Kamulaştırma Anayasa’daki mülkiyet hakkını sınırlandıracağından dolayı oldukça dikkatle izlenmesi gereken bir prosedüre sahiptir. Çünkü Anayasa’da “herkes mülkiyet ve miras hakkına sahiptir, ancak kamu yararına, kanunla sınırlandırılabilir.” hükmü yer almaktadır.
Kamulaştırmanın şartları;
- Geçerli bir kamulaştırma işlemi mevcut olmalıdır.
- Kamulaştırma kamu yararı için yapılmalıdır.
- Kamulaştırma kamu hizmetinin görülmesi sebebine dayanmalıdır.
- Kamulaştırma özel hukuk kişilerine ait taşınmazlarda ayni hakka yönelik olmalıdır.
- Mal kamulaştırmaya elverişli olmalıdır.
- Kamulaştırma yapacak idare görevli ve yetkili olmalıdır.
- Kamulaştırma, kanunda gösterilen kural ve yöntemlerle yapılmalıdır.
- Kamulaştırma bedeline ilişkin esaslı unsurlar yerine getirilmiş olmalıdır.

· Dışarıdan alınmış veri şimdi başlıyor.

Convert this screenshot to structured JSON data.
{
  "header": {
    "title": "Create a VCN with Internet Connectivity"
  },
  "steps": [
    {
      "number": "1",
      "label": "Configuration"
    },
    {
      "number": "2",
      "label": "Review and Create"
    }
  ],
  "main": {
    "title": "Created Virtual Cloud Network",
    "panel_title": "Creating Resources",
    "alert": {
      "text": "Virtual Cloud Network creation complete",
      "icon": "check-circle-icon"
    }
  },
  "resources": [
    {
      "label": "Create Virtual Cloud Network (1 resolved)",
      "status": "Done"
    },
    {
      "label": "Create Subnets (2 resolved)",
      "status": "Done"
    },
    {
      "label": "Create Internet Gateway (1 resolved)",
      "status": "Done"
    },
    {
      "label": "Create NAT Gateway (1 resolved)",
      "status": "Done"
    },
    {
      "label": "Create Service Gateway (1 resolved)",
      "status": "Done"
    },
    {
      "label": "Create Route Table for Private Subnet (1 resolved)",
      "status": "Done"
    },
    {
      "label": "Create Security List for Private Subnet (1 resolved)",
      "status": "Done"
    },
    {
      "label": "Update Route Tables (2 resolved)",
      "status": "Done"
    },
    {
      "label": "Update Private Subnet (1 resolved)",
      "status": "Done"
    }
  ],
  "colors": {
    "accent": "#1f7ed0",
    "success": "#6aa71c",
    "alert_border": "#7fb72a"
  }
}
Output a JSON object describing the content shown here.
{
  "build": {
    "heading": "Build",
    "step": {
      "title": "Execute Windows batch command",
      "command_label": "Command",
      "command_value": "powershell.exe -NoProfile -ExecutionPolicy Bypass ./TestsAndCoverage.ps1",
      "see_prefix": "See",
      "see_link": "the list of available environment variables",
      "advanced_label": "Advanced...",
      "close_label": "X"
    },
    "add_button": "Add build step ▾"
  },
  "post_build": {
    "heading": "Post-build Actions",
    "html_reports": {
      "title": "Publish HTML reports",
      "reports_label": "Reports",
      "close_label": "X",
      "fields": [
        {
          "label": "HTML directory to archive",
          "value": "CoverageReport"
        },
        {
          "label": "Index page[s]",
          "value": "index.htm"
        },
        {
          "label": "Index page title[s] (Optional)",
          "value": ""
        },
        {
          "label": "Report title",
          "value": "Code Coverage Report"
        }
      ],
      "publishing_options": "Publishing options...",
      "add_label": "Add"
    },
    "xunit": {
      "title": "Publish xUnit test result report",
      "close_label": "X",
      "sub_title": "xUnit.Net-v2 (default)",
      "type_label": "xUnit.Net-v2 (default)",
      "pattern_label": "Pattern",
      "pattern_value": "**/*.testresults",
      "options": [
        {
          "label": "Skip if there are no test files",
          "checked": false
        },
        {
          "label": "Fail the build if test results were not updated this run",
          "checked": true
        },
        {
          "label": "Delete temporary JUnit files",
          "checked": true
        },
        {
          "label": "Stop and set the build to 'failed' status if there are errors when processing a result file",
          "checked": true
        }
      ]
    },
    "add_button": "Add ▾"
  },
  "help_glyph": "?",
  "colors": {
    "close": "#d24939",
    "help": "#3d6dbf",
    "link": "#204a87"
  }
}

Kamulaştırma bedeli kanunun öngördüğü şekilde peşin ve nakden ödenir. Ancak tarım reformunun uygulanması, iskân projeleri ile büyük sulama projelerinin hayata geçirilmesi, kıyıların korunması, yeni ormanların yetiştirilmesi ya da turizm amacıyla kamulaştırılan toprakların bedellerinin ödeme şekli kanunda ayrıca gösterilmektedir. Kanun bu gibi hallerde taksitle ödemeyi öngörebilir. Ancak taksit süresi 5 yılı aşamaz ve bu taksitler eşit olarak ödenmelidir.